A crystal's porosity unveils its affinity for water absorption. Porous crystals, like malachite and lapis lazuli, can absorb water, leading to potential damage. On the other hand, non-porous crystals such as clear quartz and citrine are less susceptible to water-related harm. The presence of existing fractures or inclusions can further weaken a crystal's structure, making it more vulnerable.

Surface Treatment: Aesthetic Enhancement and Its Implications

Crystals might undergo surface treatments or enhancements, altering their properties and response to water. It's essential to delve into a crystal's history to ascertain whether its treatment renders it safe for water exposure. Some treatments might render crystals more susceptible to water-induced damage.
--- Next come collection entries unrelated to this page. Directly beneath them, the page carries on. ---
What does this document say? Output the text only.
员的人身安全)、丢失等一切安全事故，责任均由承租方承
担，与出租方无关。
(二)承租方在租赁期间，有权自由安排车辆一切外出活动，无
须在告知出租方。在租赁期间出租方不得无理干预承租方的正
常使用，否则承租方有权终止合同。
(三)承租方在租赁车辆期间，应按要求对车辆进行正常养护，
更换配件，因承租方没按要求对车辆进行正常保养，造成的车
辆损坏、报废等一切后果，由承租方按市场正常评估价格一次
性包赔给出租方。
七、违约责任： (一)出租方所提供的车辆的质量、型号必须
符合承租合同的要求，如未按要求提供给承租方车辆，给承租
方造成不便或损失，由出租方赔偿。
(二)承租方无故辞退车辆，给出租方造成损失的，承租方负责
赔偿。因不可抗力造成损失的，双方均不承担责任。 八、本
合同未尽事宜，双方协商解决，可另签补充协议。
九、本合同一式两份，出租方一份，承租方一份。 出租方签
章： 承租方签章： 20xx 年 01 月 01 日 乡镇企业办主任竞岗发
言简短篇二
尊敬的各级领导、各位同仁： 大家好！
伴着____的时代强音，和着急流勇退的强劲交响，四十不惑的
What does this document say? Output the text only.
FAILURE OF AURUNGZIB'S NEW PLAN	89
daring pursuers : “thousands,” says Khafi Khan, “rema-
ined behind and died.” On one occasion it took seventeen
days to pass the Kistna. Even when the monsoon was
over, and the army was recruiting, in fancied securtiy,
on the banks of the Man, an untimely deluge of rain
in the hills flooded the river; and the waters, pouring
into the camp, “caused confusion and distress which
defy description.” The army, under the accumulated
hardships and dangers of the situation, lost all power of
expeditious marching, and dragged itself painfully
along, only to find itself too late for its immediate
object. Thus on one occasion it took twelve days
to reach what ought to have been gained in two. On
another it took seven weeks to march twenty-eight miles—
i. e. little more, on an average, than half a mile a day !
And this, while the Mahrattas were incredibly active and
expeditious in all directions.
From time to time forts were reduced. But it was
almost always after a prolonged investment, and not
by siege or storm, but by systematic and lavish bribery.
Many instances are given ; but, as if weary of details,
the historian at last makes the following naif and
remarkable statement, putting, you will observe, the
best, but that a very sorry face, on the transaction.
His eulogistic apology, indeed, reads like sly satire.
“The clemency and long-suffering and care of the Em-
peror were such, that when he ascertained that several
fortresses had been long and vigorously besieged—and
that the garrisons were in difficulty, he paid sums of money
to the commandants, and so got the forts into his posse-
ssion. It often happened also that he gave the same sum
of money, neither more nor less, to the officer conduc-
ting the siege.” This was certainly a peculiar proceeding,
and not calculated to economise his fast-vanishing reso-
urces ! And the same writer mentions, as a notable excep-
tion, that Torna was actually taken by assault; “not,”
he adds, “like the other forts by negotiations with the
Duration of Exposure: A Race Against Time

Even crystals inherently water-safe could incur damage if submerged for prolonged periods. Limiting water exposure is crucial to preserving a crystal's integrity and appearance. A pragmatic approach is to use water sparingly and maintain vigilance over your crystals.

Safe to Submerge:

  • Clear Quartz
  • Amethyst
  • Smoky Quartz
  • Rose Quartz
  • Citrine
  • Snow Quartz
  • Agate
  • Aventurine
  • Jasper
  • Tiger’s Eye

Handle with Care:

  • Fluorite
  • Black Tourmaline
  • Aquamarine
  • Turquoise
  • Pyrite
  • Ruby
  • Moonstone
  • Lapis Lazuli
  • Amazonite
  • Desert Rose (I just found this out and I’m glad I did because I have one!)
  • Gypsum
  •  Talc (just don’t do it)
  • Calcite
  • Angelite
  • Malachite (Really soft, massively toxic in water, even touching the water it’s in is dangerous itself!)
  • Any crystal containing Copper!
  • Selenite
  • Celestine 
  • Amber
  • Imperial Topaz
  • Red Coral
  • Fire Opal
  • Moonstone
  • Opal
  • Azurite
  • Kyanite
  • Kunzite
  • Pyrite
  • Lepidolite
  • Jasper
  • Chrysocolla
  • Hematite

By considering these factors, you can make an informed decision about whether a crystal is safe to use in water. If you're unsure about whether a particular crystal is water safe, it's always best to err on the side of caution and keep it dry.